Depuis le 7 Février 2017, la branche radicale de l’opposition n’a jamais accepté la présidence de J. Moïse. Elle est rejointe en cours de route par l’opposition plurielle et la société civile. Depuis le 7 Février 2021, l’opposition plurielle ne considère plus Moïse comme le président d’Haïti qu’elle qualifie de « dictateur ». Quant au président, il se considère comme le président légitime et ne compte laisser le pouvoir que le 7 Février 2022. Il prend les dispositions pour organiser le référendum constitutionnel, le 27 Juin 2021, et les élections générales en septembre 2021. Pour cela, il demande à l’OEA de faciliter un dialogue entre lui et ses opposants pour un accord minimal. En face, une branche de l’opposition demande à l’OEA de venir l’aider à organiser un départ ordonné du président en vue de mettre en place une transition. La mission de l’OEA, c’est de faciliter un dialogue entre les protagonistes de la crise haïtienne.

Cette crise haïtienne dure depuis plus de 4 ans dans sa phase actuelle. Comment trouver un consensus/accord minimal entre les protagonistes pour Haïti? A partir de l’évolution actuelle de la situation, que pourrait faire l’OEA?

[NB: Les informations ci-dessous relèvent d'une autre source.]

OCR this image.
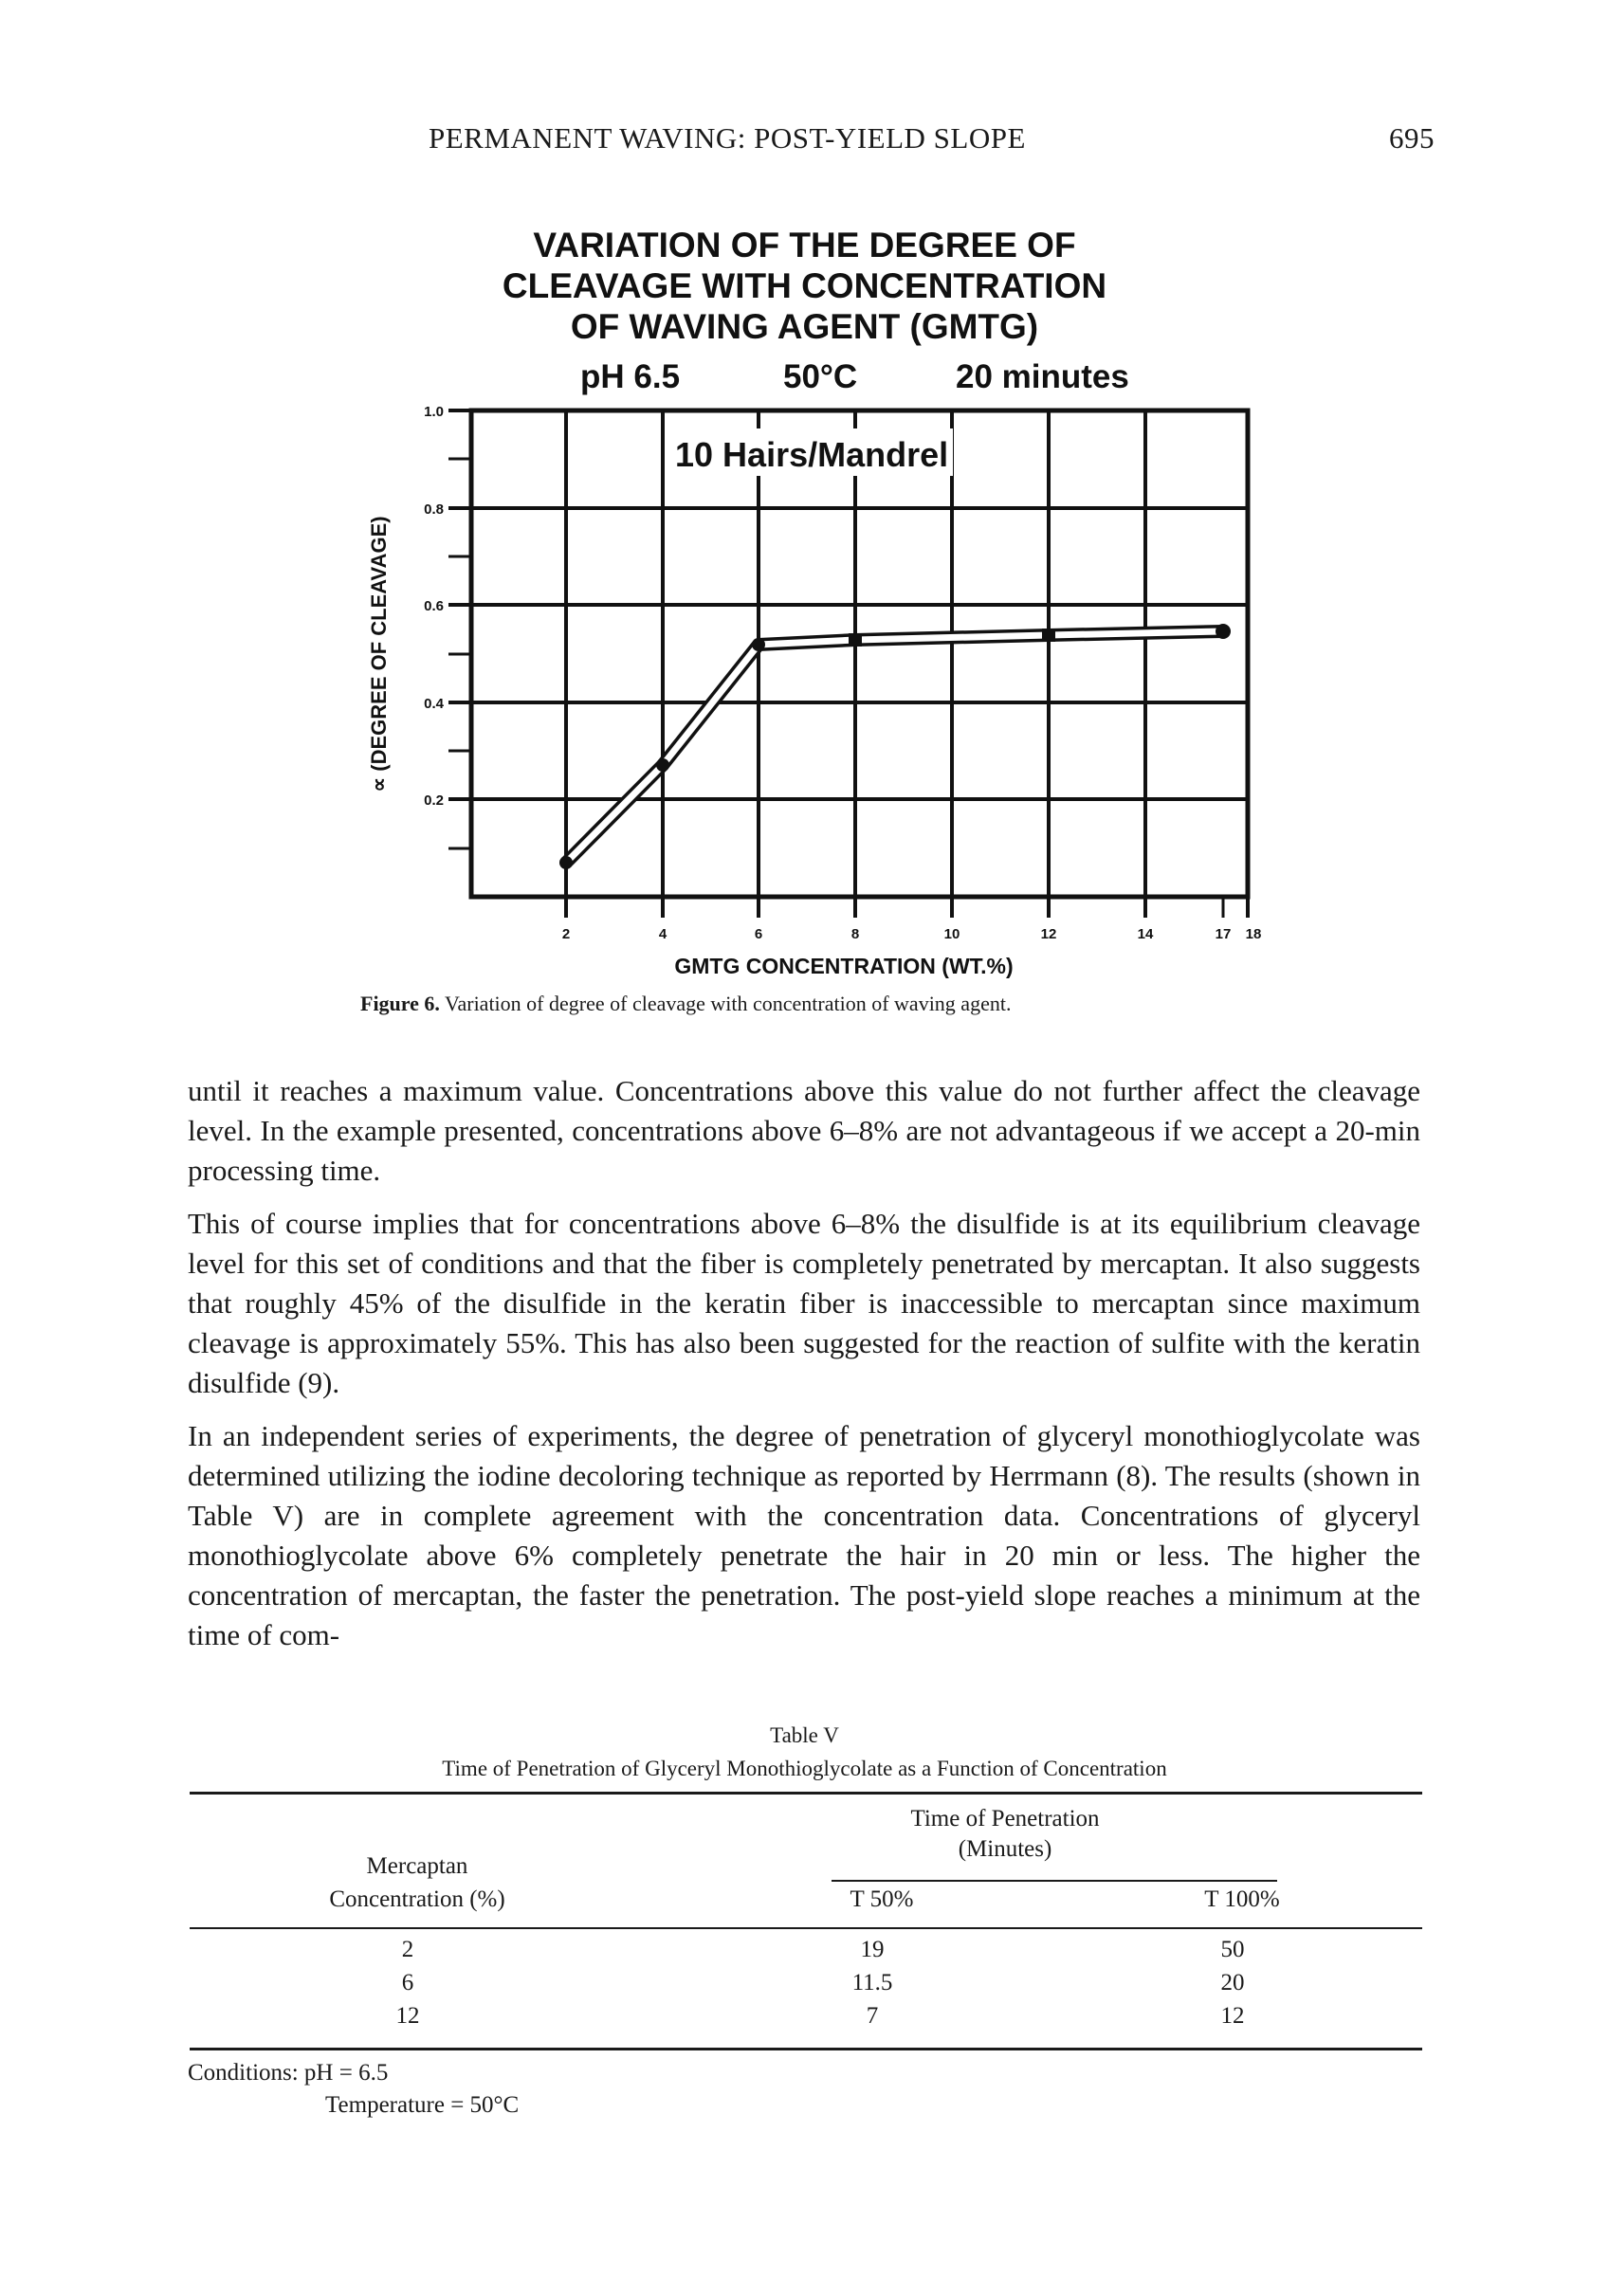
PERMANENT WAVING: POST-YIELD SLOPE	695
VARIATION OF THE DEGREE OF
CLEAVAGE WITH CONCENTRATION
OF WAVING AGENT (GMTG)
pH 6.5	50°C	20 minutes
∝ (DEGREE OF CLEAVAGE)
1.0
0.8
0.6
0.4
0.2
2	4	6	8	10	12	14	17 18
GMTG CONCENTRATION (WT.%)
10 Hairs/Mandrel
Figure 6. Variation of degree of cleavage with concentration of waving agent.

until it reaches a maximum value. Concentrations above this value do not further affect the cleavage level. In the example presented, concentrations above 6–8% are not advantageous if we accept a 20-min processing time.

This of course implies that for concentrations above 6–8% the disulfide is at its equilibrium cleavage level for this set of conditions and that the fiber is completely penetrated by mercaptan. It also suggests that roughly 45% of the disulfide in the keratin fiber is inaccessible to mercaptan since maximum cleavage is approximately 55%. This has also been suggested for the reaction of sulfite with the keratin disulfide (9).

In an independent series of experiments, the degree of penetration of glyceryl monothioglycolate was determined utilizing the iodine decoloring technique as reported by Herrmann (8). The results (shown in Table V) are in complete agreement with the concentration data. Concentrations of glyceryl monothioglycolate above 6% completely penetrate the hair in 20 min or less. The higher the concentration of mercaptan, the faster the penetration. The post-yield slope reaches a minimum at the time of com-

Table V
Time of Penetration of Glyceryl Monothioglycolate as a Function of Concentration
Time of Penetration
(Minutes)
Mercaptan
Concentration (%)	T 50%	T 100%
2	19	50
6	11.5	20
12	7	12
Conditions: pH = 6.5
Temperature = 50°C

A mon humble avis, et eu égard à d’autres tendances et au vœu exprimé par Me Dorval avant son assassinat, il faudrait :

(i)                Favoriser, dans un délai très court (15 jours à 1 mois), un appui logistique et opérationnel  de la communauté internationale pour la question sécuritaire ;

(ii)               Demander au pouvoir en place:

1-   De surseoir provisoirement sur la question du référendum constitutionnel, 

2-   D’ouvrir le comité consultatif indépendant (CCI) à l’opposition politique et alliés en vue (1) d’améliorer l’avant-projet constitutionnel et (2) d’en faire un projet constitutionnel consensuel ; 

(iii)              Aider à la mise en place d’un Conseil Electoral Provisoire de consensus ;

(iv)              Favoriser la mise en place d’un gouvernement de consensus avec à sa tête un Premier Ministre issu de l’opposition politique et alliés en vue :

1-   De continuer certaines actions en cours,

2-   De mettre en œuvre un programme de création d’emplois temporaires de 6 mois (Juillet-Décembre 2021),

3-   D’organiser le référendum constitutionnel en Août 2021, et

4-   De réaliser les élections générales en Novembre 2021, sous l’égide de la nouvelle constitution ;

(v)               Remplacer le Président Jovenel Moïse par le Président issu des urnes le 7 Février 2022.

A noter que certaines actions pourraient être menées en parallèle. Cet accord minimal pourrait  nous aider à réduire drastiquement l’insécurité, à amorcer un vivre ensemble acceptable et un apaisement social, à favoriser le départ ordonné du Président Moïse, à favoriser la transmission du pouvoir de manière démocratique, à relancer l’économie du pays et à amorcer pour de bon son développement durable.